# radiator drain



## Topkat (Sep 9, 2010)

Now that I have buggered up my radiator drain plug.
Looking forward..........Im assuming (now) that the nut must be loosened CCW then the other part turned cw to drain?
thanks as always


----------



## 66tempestGT (Nov 28, 2009)

turn the "T" part ccw to drain. cw to close.


----------



## Topkat (Sep 9, 2010)

sounds cool , except that the "T" is turning and just spinning


----------



## pontiac (Mar 6, 2011)

get a new drain since the T has been broken by overtorquing.


----------



## GTO JUDGE (May 14, 2005)

I use a little neversez on the threads. First time I drained the radiator I could not loosen mine it was corroded. Replaced it with an AutoZone POS and found upon refilling the radiator the draincock was bad.... It worked fine before refilling.... Took the OEM one on the vise and opened it with vise grips wire brushed it well applied neverseze and it works swell now.


----------



## geeteeohguy (Feb 2, 2008)

What pontiac said. It's freewheeling and it's done.
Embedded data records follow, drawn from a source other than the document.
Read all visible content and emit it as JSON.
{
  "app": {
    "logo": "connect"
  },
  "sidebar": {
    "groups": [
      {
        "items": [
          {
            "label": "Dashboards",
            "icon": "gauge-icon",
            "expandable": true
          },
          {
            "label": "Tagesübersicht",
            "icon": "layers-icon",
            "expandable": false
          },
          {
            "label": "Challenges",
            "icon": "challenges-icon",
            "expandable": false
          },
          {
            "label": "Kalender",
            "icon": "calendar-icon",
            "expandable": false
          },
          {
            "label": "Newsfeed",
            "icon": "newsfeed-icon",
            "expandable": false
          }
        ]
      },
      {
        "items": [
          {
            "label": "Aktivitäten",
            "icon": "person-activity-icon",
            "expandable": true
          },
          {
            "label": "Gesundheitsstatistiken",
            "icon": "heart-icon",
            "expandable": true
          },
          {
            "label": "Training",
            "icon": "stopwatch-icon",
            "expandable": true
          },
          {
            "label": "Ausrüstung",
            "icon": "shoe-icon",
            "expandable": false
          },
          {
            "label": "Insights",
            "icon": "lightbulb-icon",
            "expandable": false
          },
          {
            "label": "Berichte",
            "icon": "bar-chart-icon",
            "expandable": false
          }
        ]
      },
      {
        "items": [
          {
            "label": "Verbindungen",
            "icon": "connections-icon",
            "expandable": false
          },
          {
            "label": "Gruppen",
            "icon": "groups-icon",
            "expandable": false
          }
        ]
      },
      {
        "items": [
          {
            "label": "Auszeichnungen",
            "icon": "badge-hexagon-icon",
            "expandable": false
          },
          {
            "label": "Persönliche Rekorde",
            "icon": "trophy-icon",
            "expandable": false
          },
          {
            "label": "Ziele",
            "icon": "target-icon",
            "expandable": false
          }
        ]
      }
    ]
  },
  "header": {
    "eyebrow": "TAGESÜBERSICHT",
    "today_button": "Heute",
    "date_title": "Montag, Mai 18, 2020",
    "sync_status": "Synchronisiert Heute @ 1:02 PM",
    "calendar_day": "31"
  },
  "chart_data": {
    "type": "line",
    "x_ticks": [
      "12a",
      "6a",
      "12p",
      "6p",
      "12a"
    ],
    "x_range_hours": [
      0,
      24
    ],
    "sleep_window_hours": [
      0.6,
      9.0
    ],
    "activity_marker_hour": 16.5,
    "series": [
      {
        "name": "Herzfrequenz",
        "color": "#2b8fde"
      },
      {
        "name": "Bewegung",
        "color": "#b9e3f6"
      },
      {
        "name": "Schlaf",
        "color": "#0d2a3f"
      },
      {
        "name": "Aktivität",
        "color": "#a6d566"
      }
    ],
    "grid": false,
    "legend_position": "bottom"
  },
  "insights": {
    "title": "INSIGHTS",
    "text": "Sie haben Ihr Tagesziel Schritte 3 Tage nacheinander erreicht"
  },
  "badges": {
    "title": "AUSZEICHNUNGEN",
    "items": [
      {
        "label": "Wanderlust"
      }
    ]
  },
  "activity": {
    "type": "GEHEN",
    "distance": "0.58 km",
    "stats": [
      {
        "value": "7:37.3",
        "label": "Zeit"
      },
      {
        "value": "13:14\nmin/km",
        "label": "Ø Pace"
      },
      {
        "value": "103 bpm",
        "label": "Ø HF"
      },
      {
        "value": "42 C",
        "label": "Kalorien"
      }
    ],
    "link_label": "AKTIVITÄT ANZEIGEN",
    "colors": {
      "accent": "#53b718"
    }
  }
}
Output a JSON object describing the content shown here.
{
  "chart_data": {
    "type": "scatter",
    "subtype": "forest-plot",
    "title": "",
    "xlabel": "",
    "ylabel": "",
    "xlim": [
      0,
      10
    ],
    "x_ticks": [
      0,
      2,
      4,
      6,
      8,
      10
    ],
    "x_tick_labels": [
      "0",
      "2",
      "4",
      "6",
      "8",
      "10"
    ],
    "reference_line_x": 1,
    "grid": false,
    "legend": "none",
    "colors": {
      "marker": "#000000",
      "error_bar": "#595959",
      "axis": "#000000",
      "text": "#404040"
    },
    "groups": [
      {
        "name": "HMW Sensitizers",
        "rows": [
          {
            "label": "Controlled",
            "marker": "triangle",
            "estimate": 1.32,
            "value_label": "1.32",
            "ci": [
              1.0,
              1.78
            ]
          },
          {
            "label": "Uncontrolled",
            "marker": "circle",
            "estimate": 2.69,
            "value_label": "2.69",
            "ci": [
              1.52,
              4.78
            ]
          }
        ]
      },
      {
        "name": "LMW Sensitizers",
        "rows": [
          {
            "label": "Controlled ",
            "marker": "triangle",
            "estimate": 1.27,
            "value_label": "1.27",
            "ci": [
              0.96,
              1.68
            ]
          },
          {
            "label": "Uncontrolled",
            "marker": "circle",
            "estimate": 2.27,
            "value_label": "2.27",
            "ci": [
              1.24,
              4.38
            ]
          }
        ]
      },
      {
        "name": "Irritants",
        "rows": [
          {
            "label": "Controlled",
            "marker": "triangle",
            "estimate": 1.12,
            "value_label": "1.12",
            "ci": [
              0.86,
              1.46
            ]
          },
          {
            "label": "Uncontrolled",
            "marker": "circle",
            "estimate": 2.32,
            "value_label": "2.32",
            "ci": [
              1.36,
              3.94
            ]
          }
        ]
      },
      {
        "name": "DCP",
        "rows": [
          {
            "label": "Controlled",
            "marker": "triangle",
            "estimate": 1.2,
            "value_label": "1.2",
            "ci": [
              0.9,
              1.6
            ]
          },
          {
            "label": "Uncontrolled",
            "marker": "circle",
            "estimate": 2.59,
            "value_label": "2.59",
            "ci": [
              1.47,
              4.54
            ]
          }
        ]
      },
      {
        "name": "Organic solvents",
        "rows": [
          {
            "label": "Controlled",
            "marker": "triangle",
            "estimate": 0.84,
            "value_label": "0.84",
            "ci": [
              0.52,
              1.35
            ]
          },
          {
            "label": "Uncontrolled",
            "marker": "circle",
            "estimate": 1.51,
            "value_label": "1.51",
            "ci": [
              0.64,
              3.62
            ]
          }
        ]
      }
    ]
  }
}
Take the old one off and replace it. (or just loosen the shaft with vice grips and tighten it back up if you want to bugger it even more!!!!)


----------



## Eric Animal (Oct 28, 2007)

CHANGE the petcock (proper name) and stop buggering things up....I'm getting carpal tunnel syndrome because of you!:rofl: E


----------



## jetstang (Nov 5, 2008)

Eric Animal said:


> CHANGE the petcock (proper name) and stop buggering things up....I'm getting carpal tunnel syndrome because of you!:rofl: E


That is the wrong part, that part is just a ****.. And belongs in a collection, cool NOS stuff, and funny.


----------



## geeteeohguy (Feb 2, 2008)

We're ALL getting carpal tunnel, and Topkats hands are getting so beat up he can barely work the bottle opener.........


----------



## Eric Animal (Oct 28, 2007)

:agree Topkat, How did you make out???? E:seeya:


----------



## Topkat (Sep 9, 2010)

havnt tried to remove it yet
going fishing and crabbing instead


----------



## Eric Animal (Oct 28, 2007)

Topkat said:


> havnt tried to remove it yet
> going fishing and crabbing instead


Says TK, as he dumps a bucket of Blue claws from the steaming pot onto the picnic table...then brings out the tub of ice packed with various frosty cold beverabes.....


----------